Jurnalis merupakan orang yang secara teratur melaksanakan kegiatan jurnalistik, seperti mencari, memperoleh, memiliki, menyimpan, mengolah, dan menyampaikan informasi melalui media massa. Peran utama jurnalis adalah menyampaikan informasi yang benar, akurat, dan berimbang kepada masyarakat.

 

Selain menyampaikan informasi, jurnalis juga memiliki fungsi kontrol sosial, edukatif, hiburan, serta menjadi penyambung suara masyarakat kepada pengambil kebijakan. Namun, dalam menjalankan fungsinya, jurnalis tidak dapat bertindak semaunya sendiri. Dalam menjaga profesionalisme, jurnalis wajib menjunjung tinggi Kode Etik Jurnalistik (KEJ) yang ditetapkan oleh Dewan Pers. Beberapa prinsip utama dalam kode etik tersebut antara lain:

Akurat dan Berimbang – Berita yang ditulis harus berdasarkan fakta dan tidak mengandung prasangka.

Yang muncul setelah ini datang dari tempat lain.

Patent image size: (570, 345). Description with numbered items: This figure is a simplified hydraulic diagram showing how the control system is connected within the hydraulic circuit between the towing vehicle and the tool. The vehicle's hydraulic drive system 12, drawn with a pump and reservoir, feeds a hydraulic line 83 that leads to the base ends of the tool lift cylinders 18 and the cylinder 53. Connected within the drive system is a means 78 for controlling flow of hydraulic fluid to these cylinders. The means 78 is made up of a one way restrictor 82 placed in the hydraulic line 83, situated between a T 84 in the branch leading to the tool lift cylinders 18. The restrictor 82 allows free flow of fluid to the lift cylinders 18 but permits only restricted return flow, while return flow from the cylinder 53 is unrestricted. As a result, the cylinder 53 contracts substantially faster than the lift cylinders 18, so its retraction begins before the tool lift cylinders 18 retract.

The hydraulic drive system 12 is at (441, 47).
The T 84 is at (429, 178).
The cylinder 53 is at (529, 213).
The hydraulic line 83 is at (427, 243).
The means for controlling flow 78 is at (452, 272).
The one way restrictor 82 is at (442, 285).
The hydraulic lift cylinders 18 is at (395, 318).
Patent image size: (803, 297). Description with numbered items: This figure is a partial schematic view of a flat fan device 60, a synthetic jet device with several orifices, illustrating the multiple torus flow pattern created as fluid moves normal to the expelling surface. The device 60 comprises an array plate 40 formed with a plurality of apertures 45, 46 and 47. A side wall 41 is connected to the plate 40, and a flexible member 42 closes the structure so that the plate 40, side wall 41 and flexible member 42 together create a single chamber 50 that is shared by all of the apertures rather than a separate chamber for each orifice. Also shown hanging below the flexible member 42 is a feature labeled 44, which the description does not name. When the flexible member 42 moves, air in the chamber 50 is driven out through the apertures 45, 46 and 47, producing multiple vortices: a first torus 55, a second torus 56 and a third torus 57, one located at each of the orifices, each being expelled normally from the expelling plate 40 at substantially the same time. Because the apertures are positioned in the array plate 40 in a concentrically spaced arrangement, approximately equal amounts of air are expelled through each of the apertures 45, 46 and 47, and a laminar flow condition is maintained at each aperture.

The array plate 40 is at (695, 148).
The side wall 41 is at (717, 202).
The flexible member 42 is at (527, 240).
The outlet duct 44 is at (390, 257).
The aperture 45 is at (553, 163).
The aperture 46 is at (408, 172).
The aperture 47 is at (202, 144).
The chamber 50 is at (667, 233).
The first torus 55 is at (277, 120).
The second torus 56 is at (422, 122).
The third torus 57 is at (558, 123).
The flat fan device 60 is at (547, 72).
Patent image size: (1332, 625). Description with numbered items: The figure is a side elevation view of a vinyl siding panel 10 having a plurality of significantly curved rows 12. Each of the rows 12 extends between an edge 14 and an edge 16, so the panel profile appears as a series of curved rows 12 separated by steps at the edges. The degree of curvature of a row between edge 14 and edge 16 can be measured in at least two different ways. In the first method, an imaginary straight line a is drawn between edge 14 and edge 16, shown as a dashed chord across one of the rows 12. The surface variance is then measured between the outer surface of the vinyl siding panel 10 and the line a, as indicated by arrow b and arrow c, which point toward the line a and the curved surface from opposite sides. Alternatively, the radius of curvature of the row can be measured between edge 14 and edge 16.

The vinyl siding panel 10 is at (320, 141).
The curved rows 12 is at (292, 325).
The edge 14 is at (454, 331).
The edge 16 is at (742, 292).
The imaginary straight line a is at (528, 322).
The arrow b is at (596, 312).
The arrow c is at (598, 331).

Profesional – Jurnalis harus menggunakan cara-cara yang etis dan tidak melanggar hukum dalam memperoleh informasi.

Tidak Mencampur Fakta dan Opini – Informasi faktual tidak boleh dicampur adukkan dengan opini pribadi.

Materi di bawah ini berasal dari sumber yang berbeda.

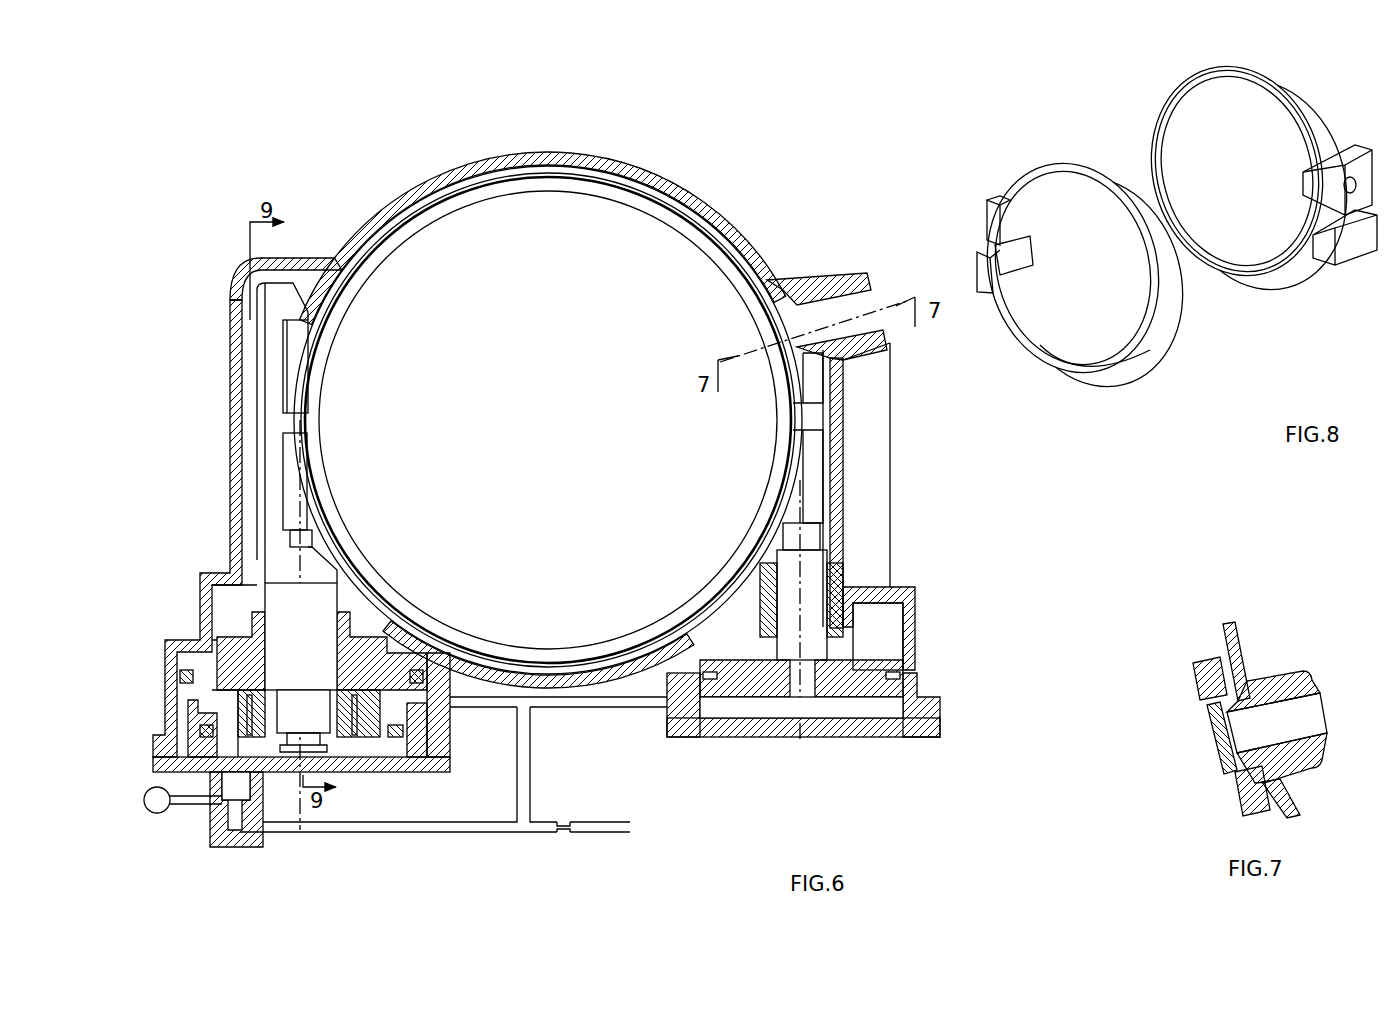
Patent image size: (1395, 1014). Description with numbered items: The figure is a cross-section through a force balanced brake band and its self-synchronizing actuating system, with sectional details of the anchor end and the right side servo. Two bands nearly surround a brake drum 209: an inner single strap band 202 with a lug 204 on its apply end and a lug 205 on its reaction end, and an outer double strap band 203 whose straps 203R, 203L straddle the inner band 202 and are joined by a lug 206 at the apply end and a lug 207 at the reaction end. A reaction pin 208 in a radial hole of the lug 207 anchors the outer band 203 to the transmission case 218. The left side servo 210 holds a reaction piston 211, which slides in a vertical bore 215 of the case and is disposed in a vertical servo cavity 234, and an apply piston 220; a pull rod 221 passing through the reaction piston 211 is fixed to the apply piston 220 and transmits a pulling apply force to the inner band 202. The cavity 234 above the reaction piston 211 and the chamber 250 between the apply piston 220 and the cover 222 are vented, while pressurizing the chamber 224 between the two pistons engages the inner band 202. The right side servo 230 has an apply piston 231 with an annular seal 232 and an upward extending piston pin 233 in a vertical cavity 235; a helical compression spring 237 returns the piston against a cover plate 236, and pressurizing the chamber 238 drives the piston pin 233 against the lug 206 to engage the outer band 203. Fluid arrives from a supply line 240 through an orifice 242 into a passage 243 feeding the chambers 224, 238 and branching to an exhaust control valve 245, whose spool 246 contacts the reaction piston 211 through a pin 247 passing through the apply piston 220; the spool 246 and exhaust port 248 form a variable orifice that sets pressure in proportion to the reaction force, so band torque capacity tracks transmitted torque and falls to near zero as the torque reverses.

In FIG. 8, the inner single strap band 202 is at (1130, 402).
In FIG. 7, the inner single strap band 202 is at (1210, 733).
In FIG. 8, the outer double strap band 203 is at (1312, 272).
In FIG. 8, the left strap of outer band 203L is at (1152, 140).
In FIG. 7, the left strap of outer band 203L is at (1235, 805).
In FIG. 8, the right strap of outer band 203R is at (1288, 78).
In FIG. 7, the right strap of outer band 203R is at (1195, 686).
In FIG. 6, the lug 204 is at (293, 358).
In FIG. 6, the lug 205 is at (292, 483).
In FIG. 6, the lug 206 is at (806, 465).
In FIG. 6, the lug 207 is at (783, 305).
In FIG. 6, the reaction pin 208 is at (862, 302).
In FIG. 6, the brake drum 209 is at (684, 228).
In FIG. 6, the left side servo 210 is at (170, 598).
In FIG. 6, the reaction piston 211 is at (215, 657).
In FIG. 6, the vertical bore 215 is at (397, 627).
In FIG. 6, the transmission case 218 is at (704, 204).
In FIG. 6, the apply piston 220 is at (372, 742).
In FIG. 6, the pull rod 221 is at (277, 568).
In FIG. 6, the cover 222 is at (222, 768).
In FIG. 6, the chamber 224 is at (213, 706).
In FIG. 6, the right side servo 230 is at (928, 538).
In FIG. 6, the apply piston 231 is at (826, 697).
In FIG. 6, the annular seal 232 is at (915, 668).
In FIG. 6, the piston pin 233 is at (813, 543).
In FIG. 6, the servo cavity 234 is at (237, 597).
In FIG. 6, the vertical cavity 235 is at (883, 622).
In FIG. 6, the cover plate 236 is at (902, 730).
In FIG. 6, the helical compression spring 237 is at (895, 590).
In FIG. 6, the chamber 238 is at (742, 706).
In FIG. 6, the supply line 240 is at (600, 835).
In FIG. 6, the orifice 242 is at (566, 835).
In FIG. 6, the passage 243 is at (398, 832).
In FIG. 6, the exhaust control valve 245 is at (205, 862).
In FIG. 6, the spool 246 is at (262, 790).
In FIG. 6, the pin 247 is at (222, 748).
In FIG. 6, the exhaust port 248 is at (183, 803).
In FIG. 6, the chamber 250 is at (404, 745).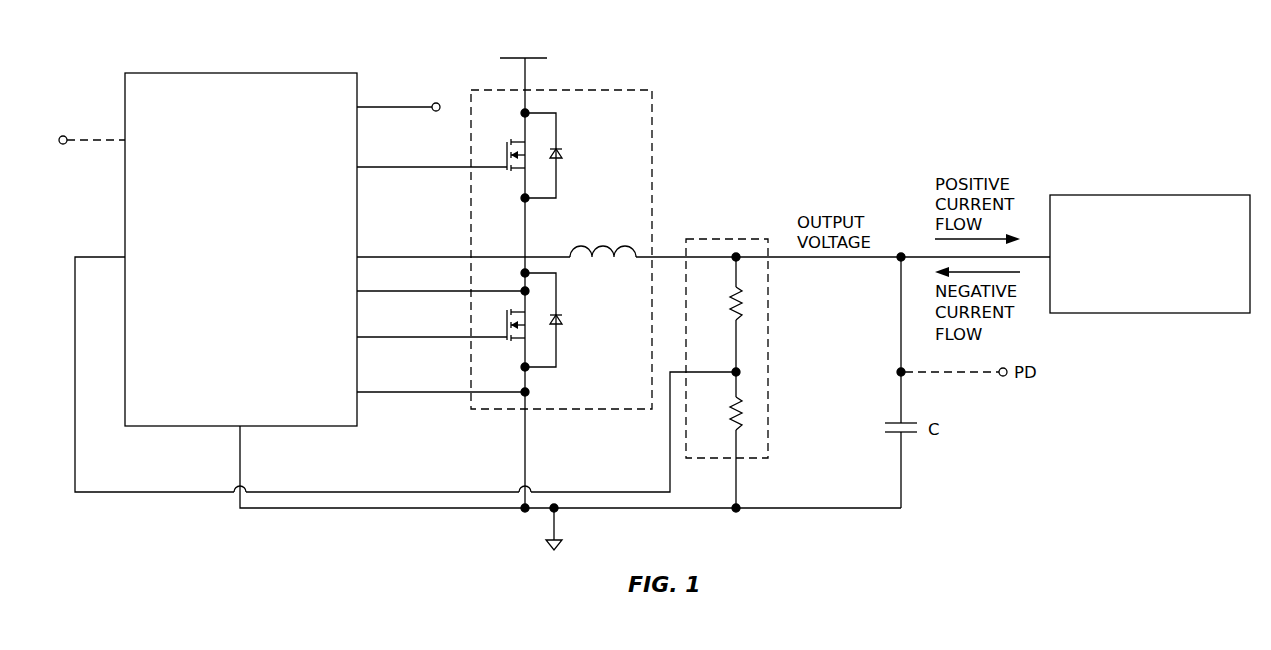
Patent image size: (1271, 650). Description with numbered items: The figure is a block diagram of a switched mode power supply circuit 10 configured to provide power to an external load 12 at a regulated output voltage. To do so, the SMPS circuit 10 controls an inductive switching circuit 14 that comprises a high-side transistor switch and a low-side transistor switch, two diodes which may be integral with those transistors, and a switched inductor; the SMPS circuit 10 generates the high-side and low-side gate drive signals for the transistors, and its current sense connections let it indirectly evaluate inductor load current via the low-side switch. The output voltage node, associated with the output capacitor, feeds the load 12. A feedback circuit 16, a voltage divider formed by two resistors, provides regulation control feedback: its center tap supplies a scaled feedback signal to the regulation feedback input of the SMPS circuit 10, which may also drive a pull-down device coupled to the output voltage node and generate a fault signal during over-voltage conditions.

Menghormati Privasi dan Tidak Diskriminatif – Jurnalis dilarang menulis berita yang mengandung unsur SARA, kebencian, atau fitnah.

Hak Jawab dan Koreksi – Jika terdapat kesalahan dalam berita, jurnalis wajib memberikan ruang klarifikasi.

 

Kode etik ini inilah yang menjadi pengingat bahwa kebebasan pers juga dibatasi oleh tanggung jawab etis terhadap masyarakat.

 

Selain itu, penting diingat bahwa jurnalis bukan sosok yang kebal hukum. Undang-Undang Nomor 40 Tahun 1999 tentang Pers memang melindungi kebebasan pers, tetapi perlindungan ini bukan tameng bagi penyalahgunaan. Jika menyebarkan hoaks, memfitnah, atau menebar kebencian, maka hukum pidana tetap bisa menjeratnya.

Landasan hukum utama profesi wartawan di Indonesia adalah Undang-Undang Nomor 40 Tahun 1999 tentang Pers. Undang-undang ini menegaskan kebebasan pers sebagai hak asasi warga negara. Pasal 3 ayat (1) menyebutkan bahwa “Pers nasional berfungsi sebagai media informasi, pendidikan, hiburan, dan kontrol sosial.”

 

UU ini juga mengatur tentang hak tolak, yaitu hak wartawan untuk tidak mengungkapkan identitas narasumber yang tidak ingin disebutkan, serta hak jawab bagi siapa pun yang merasa dirugikan oleh pemberitaan.

 

Jurnalis dalam membuat berita tidak bisa dilakukan sembarangan. Ada tahapan yang harus diikuti seorang jurnalis, antara lain:

Pencarian Fakta (Reportase) – Mengumpulkan data langsung dari sumber di lapangan.

Wawancara – Mendapatkan informasi dari narasumber terpercaya dan relevan.

Verifikasi Fakta – Memastikan kebenaran informasi dari berbagai sudut pandang.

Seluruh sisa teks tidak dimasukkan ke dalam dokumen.